Sure, in some people’s vision of an ideal world, lawyers will disclose every contact they have with opposing counsel. But that doesn’t happen in practice, and it would be impractical to carry it out effectively. The bulk of what I know about my opposing counsel in a current case I learned during other cases, which means that information is presumptive confidential as a result of my duties to my prior clients — and, more to the point, the vast majority of relationships among opposing counsel do little to alter the situation. There are no “implications” of the relationship: I take my duties to my client seriously, as do all of the opposing lawyers I know on a personal level.

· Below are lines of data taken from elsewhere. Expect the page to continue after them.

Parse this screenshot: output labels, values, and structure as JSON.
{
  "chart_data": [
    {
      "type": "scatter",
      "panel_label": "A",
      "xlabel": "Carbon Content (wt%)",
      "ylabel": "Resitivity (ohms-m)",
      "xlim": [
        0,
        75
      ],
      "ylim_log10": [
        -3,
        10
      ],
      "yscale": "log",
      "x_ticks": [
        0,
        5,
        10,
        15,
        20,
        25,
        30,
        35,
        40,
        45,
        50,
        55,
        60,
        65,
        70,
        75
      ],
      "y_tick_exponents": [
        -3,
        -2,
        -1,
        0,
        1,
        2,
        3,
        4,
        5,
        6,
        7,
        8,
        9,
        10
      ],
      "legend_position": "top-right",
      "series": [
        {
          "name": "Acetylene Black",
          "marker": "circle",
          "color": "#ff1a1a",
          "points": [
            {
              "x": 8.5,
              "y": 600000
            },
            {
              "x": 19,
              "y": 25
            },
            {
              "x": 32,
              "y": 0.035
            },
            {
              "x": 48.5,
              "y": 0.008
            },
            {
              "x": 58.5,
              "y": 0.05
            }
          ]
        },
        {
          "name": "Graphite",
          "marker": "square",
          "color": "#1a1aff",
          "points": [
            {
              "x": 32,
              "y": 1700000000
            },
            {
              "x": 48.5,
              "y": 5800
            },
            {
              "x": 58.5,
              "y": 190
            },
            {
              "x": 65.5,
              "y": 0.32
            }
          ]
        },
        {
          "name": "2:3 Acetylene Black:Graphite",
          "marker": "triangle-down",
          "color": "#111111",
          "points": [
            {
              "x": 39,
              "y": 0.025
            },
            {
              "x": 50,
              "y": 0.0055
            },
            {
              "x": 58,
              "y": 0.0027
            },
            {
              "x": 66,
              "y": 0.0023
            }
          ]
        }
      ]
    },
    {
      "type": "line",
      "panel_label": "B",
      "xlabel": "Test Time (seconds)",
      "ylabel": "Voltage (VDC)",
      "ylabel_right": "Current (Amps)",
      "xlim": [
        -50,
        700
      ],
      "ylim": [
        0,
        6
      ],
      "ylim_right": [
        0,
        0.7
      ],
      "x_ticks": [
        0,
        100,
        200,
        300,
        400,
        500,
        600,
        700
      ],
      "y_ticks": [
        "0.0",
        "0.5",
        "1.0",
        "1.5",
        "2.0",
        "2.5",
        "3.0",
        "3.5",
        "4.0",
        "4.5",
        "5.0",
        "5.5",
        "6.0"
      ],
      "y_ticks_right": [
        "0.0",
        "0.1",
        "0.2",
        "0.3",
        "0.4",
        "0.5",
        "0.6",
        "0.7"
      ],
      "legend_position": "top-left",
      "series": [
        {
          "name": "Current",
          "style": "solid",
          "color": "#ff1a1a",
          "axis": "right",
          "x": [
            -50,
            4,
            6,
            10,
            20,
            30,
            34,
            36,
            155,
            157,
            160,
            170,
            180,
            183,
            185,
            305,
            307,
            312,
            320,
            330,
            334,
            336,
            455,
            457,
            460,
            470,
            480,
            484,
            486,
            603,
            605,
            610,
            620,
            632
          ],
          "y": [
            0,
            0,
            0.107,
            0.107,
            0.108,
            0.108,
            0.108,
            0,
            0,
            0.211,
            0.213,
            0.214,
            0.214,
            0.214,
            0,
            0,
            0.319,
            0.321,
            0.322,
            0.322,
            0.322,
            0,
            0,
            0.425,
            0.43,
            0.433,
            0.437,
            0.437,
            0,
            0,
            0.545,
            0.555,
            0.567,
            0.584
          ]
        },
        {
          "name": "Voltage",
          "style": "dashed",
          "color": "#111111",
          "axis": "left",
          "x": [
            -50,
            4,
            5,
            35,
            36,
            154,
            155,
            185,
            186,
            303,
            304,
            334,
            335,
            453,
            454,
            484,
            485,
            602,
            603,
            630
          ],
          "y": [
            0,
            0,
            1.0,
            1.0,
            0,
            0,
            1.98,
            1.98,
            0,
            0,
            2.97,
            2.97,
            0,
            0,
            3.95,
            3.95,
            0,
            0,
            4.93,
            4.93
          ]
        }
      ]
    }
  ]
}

I would never dream of limiting my advocacy to benefit a close friend, family member, or romantic interest, and I would be insulted and disappointed if any of them ever expected me to do so.
Then again, were I the client, I’d certainly like to know if the judge and the prosecutor were having an affair (though that apparently was just fine in Texas), and “disclosure (preferably in writing) of family and other relationships, however attenuated, is always the better course even in situations where it seemingly is not required by [the rules]” is perfectly good advice. Whatever the rules require (the Bar advisory opinions I’ve seen usually worry about a real adverse financial interest due to marriage), you have the general duty to put the client first and foremost.

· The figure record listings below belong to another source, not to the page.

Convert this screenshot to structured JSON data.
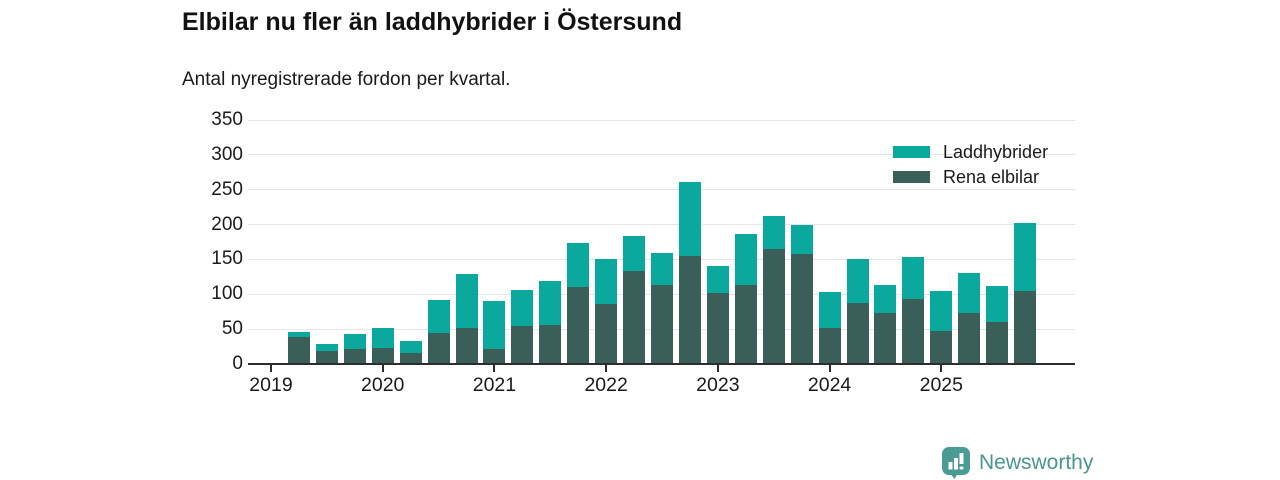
{
  "chart_data": {
    "type": "bar",
    "stacked": true,
    "title": "Elbilar nu fler än laddhybrider i Östersund",
    "subtitle": "Antal nyregistrerade fordon per kvartal.",
    "categories": [
      "2019 Q1",
      "2019 Q2",
      "2019 Q3",
      "2019 Q4",
      "2020 Q1",
      "2020 Q2",
      "2020 Q3",
      "2020 Q4",
      "2021 Q1",
      "2021 Q2",
      "2021 Q3",
      "2021 Q4",
      "2022 Q1",
      "2022 Q2",
      "2022 Q3",
      "2022 Q4",
      "2023 Q1",
      "2023 Q2",
      "2023 Q3",
      "2023 Q4",
      "2024 Q1",
      "2024 Q2",
      "2024 Q3",
      "2024 Q4",
      "2025 Q1",
      "2025 Q2",
      "2025 Q3",
      "2025 Q4"
    ],
    "series": [
      {
        "name": "Rena elbilar",
        "color": "#3a5f58",
        "values": [
          0,
          39,
          18,
          21,
          23,
          16,
          44,
          52,
          21,
          55,
          56,
          110,
          86,
          134,
          114,
          155,
          102,
          114,
          165,
          158,
          52,
          87,
          73,
          93,
          48,
          73,
          60,
          105
        ]
      },
      {
        "name": "Laddhybrider",
        "color": "#0ba89e",
        "values": [
          0,
          7,
          10,
          22,
          29,
          17,
          48,
          77,
          69,
          51,
          63,
          63,
          64,
          50,
          45,
          106,
          39,
          72,
          47,
          41,
          51,
          63,
          41,
          61,
          56,
          58,
          52,
          97
        ]
      }
    ],
    "xlabel": "",
    "ylabel": "",
    "ylim": [
      0,
      350
    ],
    "yticks": [
      0,
      50,
      100,
      150,
      200,
      250,
      300,
      350
    ],
    "year_labels": [
      "2019",
      "2020",
      "2021",
      "2022",
      "2023",
      "2024",
      "2025"
    ],
    "grid": "horizontal",
    "legend_position": "top-right"
  },
  "legend": [
    {
      "label": "Laddhybrider",
      "color": "#0ba89e"
    },
    {
      "label": "Rena elbilar",
      "color": "#3a5f58"
    }
  ],
  "colors": {
    "laddhybrider": "#0ba89e",
    "rena_elbilar": "#3a5f58",
    "axis": "#2d2d2d",
    "grid": "#e5e5e5",
    "text": "#1a1a1a",
    "logo": "#4a968f"
  },
  "logo": {
    "text": "Newsworthy"
  }
}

You obviously don’t have to tell the client if you once grabbed lunch with opposing counsel, while you obviously do have to tell the client you’re married to opposing counsel. I don’t think anyone believed otherwise. In my humble opinion, the best guide for when you have to disclose is found a little bit higher up the page on those ABA Model Rule comments:
Even where there is no direct adverseness, a conflict of interest exists if there is a significant risk that a lawyer’s ability to consider, recommend or carry out an appropriate course of action for the client will be materially limited as a result of the lawyer’s other responsibilities or interests.

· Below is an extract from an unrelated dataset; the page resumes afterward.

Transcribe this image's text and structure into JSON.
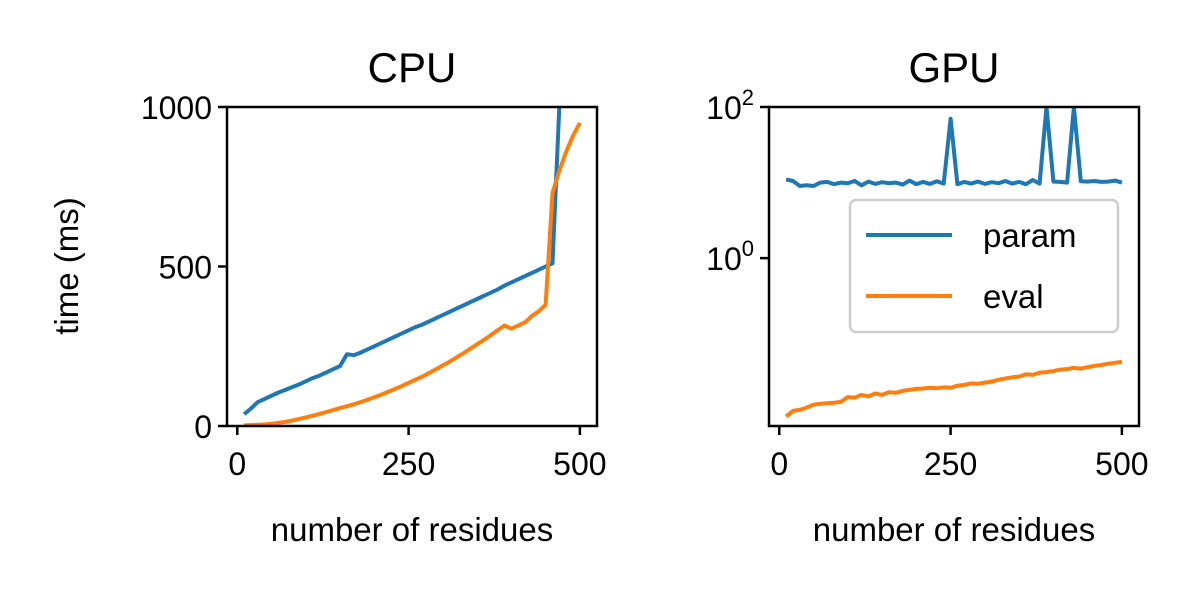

That, to me, is where the analysis begins. At what point do you believe a court would seriously question your ability to represent your client? Asking her out for lunch or having dinner with her shouldn’t change that, not if you took your duty to be a zealous advocate seriously in the first place. But at some point, if you have any doubt that a court would say you could fairly carry out your professional duties, then it’s time to either hold off on the relationship, disclose the relationship to the client, or ask someone else (they can be in your firm, romance isn’t imputed to others in the firm) to take over.
The concern is if “love hath made thee a tame snake.” As You Like It, Act 4, Scene 3. If you have any doubt, then there is no doubt: you should disclose it to the client. But you’re not going to run into trouble just for picking up the phone to make a personal call.